You probably heard some positive feedback about book clubs around the world or even in your own neighborhood, so why not start your own? The spark to bring book lovers together certainly came from somewhere, and it’s just a matter of time to figure out the logistics. You half succeed if you have determination, but to bring a brand new book club to life takes thorough consideration and organizational skills. Here are our 15 tips on how to start a book club and ensure it’s popular and engaging.
15 Tips on Opening Up Your Own Book Club
Bring forward the agenda
Think of what gave you the impulse to start a book club in the first place. Was it your love of sci-fi or specifically French literature? Do you want to stick to one direction or accommodate many? What are you going to discuss and how will you arrange the discussion itself? These are the questions to answer in order to draft the agenda of your club. It should be clear-cut and understandable for future member as well.
Appoint a steering committee
Depending on your expectations, you may want to grow your club into hundreds of book fans, not necessarily in your location only. To ensure you start a truly scalable club, consider inviting someone to provide you a helpful hand. This can be your friends that could come together into one steering committee to help you run the club now and in the future.
Introduce a policy
One of the major questions to consider when you think of how to start a book club is drafting a policy. You will deal with lots of people, and some regulations should be in place to ensure everyone’s comfortable. This can deal with such points as banning certain behavior, pets and children and the issues of membership fees, if any.
Define the group size
It’s all about your ambitions and capabilities really. If your primary concern is books not socializing, a small group of literary devotees will do. But if you are interested in growing a large-scale community, you should consider possible implications of this upfront in order to avoid scalability issues. Also, limiting the group size to up to 15 people is ideal as it will give everyone the opportunity to speak up.
Think of the frequency
This rather depends on your availability, as you are likely to become a chief host of book club meetings. On the other hand, if you have some reliable people to delegate your responsibilities to, you could arrange meetings in your absence as well, if this doesn’t hurt. Just bear in mind that doing the meeting more than once a week is likely to limit members’ time for actually reading and preparing.
Negotiate a good venue
You wouldn’t want even a dozen people hanging out in your living room, especially if it can potentially affect your family members. Luckily, there are many options to negotiate a low-cost venue rent at local schools, churches, community centers or even bars during their non-working hours. Just check if they have all the facilities like chairs, kettles, coffee machines, etc. that you may need.
When learning how to start a book club, it’s always good to rely on your friends and the friends of your friends to spread the word and ensure that a satisfying number of people will show up at the first meeting. Word-of-mouth can work as well on the internet as offline, so consider sharing announcements on your social pages as well.
Put on some advertising
Apart from word-of-mouth, another marketing approach is to put on some ads. They shouldn’t be expensive pay-per-click Facebook ads or billboards. A catchy leaflet on your local community clipboard or a flyer in your nearest bookstore can be perfect vehicles to advertise the upcoming book club meeting.

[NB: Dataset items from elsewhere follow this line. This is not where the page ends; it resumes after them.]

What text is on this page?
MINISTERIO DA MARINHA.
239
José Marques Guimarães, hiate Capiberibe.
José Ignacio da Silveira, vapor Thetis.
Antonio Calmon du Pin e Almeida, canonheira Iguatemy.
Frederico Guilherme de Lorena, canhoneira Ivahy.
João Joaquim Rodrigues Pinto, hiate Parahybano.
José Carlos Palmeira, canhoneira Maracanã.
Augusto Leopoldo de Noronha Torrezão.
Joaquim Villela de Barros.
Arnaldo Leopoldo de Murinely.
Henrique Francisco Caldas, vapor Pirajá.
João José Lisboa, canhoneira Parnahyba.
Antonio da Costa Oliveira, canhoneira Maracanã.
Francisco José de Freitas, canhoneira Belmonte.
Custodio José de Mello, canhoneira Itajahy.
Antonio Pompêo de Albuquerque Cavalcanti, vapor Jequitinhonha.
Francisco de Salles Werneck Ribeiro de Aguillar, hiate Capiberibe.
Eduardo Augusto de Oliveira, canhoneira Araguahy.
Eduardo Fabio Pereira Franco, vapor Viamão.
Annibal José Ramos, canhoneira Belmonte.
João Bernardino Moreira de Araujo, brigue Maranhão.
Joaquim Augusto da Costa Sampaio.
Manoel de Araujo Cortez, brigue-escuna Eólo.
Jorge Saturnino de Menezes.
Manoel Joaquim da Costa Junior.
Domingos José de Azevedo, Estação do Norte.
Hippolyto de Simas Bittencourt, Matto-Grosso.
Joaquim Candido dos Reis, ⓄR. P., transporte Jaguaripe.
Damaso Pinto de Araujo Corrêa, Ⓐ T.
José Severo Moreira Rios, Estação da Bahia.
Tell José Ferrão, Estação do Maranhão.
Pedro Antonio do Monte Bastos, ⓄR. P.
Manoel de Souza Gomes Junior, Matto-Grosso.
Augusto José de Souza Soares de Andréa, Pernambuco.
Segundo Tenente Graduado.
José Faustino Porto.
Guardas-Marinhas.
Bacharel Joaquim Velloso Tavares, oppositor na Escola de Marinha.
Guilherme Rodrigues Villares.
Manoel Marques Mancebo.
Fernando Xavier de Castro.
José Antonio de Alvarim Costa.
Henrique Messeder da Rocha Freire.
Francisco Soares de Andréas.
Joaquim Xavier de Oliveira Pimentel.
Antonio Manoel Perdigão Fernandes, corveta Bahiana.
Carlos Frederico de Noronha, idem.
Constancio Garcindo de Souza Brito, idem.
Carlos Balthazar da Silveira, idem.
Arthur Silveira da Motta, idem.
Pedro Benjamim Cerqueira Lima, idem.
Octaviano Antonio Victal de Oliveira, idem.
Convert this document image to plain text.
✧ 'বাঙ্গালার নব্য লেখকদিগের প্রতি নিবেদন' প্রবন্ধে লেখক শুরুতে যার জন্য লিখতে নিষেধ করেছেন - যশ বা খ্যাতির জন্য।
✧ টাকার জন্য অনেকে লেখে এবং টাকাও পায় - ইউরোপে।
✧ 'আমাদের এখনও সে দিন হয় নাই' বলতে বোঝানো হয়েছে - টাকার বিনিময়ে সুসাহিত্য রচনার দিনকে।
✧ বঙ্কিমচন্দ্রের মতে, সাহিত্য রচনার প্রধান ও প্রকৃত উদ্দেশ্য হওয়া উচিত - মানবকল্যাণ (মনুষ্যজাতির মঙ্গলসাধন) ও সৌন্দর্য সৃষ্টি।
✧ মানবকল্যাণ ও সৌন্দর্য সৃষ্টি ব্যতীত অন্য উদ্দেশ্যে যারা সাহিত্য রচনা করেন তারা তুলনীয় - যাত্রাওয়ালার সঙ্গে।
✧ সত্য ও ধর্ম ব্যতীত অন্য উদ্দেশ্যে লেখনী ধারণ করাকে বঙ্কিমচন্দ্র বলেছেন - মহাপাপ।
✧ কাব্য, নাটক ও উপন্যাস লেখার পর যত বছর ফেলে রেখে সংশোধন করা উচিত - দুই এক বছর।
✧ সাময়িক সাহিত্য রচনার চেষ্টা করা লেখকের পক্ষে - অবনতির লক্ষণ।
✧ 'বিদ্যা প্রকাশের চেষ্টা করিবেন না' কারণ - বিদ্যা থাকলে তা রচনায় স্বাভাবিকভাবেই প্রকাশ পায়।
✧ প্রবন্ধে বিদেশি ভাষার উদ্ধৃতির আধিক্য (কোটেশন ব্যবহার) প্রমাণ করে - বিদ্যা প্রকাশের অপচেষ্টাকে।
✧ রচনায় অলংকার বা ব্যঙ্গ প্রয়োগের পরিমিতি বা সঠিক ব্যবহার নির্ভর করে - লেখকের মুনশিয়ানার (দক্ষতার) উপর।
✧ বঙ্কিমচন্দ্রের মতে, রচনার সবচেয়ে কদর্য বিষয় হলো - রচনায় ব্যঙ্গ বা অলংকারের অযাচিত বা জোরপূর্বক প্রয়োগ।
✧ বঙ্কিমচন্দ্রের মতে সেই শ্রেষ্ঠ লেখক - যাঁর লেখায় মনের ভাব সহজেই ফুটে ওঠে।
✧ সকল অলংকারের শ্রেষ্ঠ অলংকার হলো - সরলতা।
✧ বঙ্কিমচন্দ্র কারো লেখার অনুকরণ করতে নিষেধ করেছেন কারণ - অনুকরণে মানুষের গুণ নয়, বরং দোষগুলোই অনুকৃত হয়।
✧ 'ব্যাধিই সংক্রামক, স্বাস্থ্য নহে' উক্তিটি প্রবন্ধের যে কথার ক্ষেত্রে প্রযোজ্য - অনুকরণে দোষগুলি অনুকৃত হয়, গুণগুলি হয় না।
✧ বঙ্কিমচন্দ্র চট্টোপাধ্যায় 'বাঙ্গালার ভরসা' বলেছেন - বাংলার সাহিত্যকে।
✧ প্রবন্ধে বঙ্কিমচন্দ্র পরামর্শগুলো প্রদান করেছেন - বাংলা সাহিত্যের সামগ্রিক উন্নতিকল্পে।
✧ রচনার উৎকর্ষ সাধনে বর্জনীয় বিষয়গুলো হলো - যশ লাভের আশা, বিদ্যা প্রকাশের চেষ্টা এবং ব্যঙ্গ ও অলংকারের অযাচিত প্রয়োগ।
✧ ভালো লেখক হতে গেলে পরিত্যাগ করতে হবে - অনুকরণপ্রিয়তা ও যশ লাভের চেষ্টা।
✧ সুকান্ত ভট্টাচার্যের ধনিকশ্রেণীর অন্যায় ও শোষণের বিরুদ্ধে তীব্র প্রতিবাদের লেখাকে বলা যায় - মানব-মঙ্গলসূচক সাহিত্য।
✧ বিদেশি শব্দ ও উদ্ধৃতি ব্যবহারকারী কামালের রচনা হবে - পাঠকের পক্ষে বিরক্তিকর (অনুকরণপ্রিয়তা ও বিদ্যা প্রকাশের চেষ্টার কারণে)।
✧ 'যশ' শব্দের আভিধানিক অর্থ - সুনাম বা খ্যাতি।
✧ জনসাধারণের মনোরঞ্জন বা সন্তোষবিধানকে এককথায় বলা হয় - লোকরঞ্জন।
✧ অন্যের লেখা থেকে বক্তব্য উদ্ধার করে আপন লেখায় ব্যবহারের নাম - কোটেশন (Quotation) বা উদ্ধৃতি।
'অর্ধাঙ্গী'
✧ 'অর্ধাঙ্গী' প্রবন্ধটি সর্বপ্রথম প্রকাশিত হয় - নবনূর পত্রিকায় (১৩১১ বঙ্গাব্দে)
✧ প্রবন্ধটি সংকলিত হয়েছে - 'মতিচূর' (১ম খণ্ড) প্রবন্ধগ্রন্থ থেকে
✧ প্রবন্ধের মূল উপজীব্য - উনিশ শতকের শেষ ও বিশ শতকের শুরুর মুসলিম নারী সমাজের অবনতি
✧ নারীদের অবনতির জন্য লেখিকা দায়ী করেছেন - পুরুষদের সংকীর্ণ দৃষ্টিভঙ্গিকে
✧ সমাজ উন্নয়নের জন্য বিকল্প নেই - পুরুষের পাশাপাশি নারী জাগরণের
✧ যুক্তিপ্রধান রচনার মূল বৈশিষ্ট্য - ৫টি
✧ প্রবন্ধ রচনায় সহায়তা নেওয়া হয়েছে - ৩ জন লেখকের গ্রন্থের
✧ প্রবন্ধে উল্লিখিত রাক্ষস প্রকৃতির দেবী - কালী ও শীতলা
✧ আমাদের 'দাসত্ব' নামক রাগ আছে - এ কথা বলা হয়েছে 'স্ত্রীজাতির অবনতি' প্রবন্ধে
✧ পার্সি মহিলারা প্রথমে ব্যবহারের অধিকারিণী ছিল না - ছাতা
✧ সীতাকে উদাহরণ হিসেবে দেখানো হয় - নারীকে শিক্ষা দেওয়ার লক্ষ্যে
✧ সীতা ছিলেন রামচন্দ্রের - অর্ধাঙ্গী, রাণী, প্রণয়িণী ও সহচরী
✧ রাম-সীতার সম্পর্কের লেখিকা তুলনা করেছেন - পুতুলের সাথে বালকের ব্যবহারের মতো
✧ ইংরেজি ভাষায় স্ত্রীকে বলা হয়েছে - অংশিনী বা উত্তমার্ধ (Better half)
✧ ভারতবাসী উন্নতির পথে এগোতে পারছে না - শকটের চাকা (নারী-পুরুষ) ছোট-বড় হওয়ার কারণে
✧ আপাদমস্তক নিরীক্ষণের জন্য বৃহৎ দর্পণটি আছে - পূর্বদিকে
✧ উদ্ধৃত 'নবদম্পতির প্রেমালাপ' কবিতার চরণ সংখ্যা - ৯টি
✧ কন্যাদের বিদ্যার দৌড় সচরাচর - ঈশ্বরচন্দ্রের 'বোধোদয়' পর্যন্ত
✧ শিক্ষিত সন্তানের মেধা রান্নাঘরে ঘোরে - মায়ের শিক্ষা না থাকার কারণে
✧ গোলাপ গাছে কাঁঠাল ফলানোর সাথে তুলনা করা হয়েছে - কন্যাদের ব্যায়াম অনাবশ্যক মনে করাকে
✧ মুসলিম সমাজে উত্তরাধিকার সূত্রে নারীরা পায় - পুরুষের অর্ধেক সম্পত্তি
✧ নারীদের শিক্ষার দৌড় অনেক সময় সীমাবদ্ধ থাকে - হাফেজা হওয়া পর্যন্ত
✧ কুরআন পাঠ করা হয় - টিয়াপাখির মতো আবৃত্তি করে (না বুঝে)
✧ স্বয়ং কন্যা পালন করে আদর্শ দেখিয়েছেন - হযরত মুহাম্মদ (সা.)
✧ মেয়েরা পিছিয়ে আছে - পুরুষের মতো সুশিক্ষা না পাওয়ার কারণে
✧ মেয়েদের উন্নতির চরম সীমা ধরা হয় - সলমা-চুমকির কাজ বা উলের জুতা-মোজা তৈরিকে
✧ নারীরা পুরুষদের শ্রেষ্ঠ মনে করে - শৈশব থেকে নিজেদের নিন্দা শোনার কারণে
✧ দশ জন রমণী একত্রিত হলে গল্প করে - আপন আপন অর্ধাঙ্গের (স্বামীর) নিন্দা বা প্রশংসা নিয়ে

Choose your mode of operation
It’s important and legally binding to decide on your mode of operation. Will you be non-profit or commercial? Of course, the majority of small-scale book clubs are completely free, but what if you want to raise some funds and donate them to charity, for example? In this case, consult your local legislative authorities and stick to the law, including that on taxes to avoid any problems.
Introduce the participants
Even if you don’t know all the people yourself, it’s a good practice to let them introduce each other. Make it a pleasant routine in the beginning of each meeting to allow new members speak on themselves for a few minutes. This will be a great and relaxing start, as well as provide some ground for post-discussion socializing.
Keep attendees’ records
Right from the start, it’s a requirement for you to record your attendees’ names and contact information. When you move on to next meetings, you would want to contact your book club fellows to keep them up to date or notify about some changes in the schedule or policies. It also provides good statistics in case you would like to analyze attendance and adjust your activities accordingly.
Build an online community
Outside of your book club, its members will definitely want to communicate, share their thoughts on the books they read, and recommend more. Out of this, you could grow a close, neat community of like-minded people, and you shouldn’t overlook this opportunity. Starting up an online community on Facebook is an easy and probable option. Also, it’s completely free!
Send out follow-up emails or newsletters
As an exemplary host, you should keep up with your little community of book clubbers and keep them entertained in-between your meetings. For this you are encouraged to use the worldly goods of electronic media and send out follow-up emails or fancy newsletters with some links to major newsbreaks from the world of literature. This will also contribute to making your community even tighter.
Allow time for socializing
When wondering how to start a book club, you should understand that it’s not about books only. People coming together for a common purpose would love to learn more about each other, so allowing them some time for free communication on unrelated topics is a rewarding step that probably brings up many long-term friendships.
Consider informal meet-ups
Continuing with this topic of socializing and friend-making, consider the opportunity for your book club group to meet up informally in the city or even go on a trip together. As you already share so many things and are driven to communicate, this could result in tighter connections and just more fun. Isn’t it all about fun after all?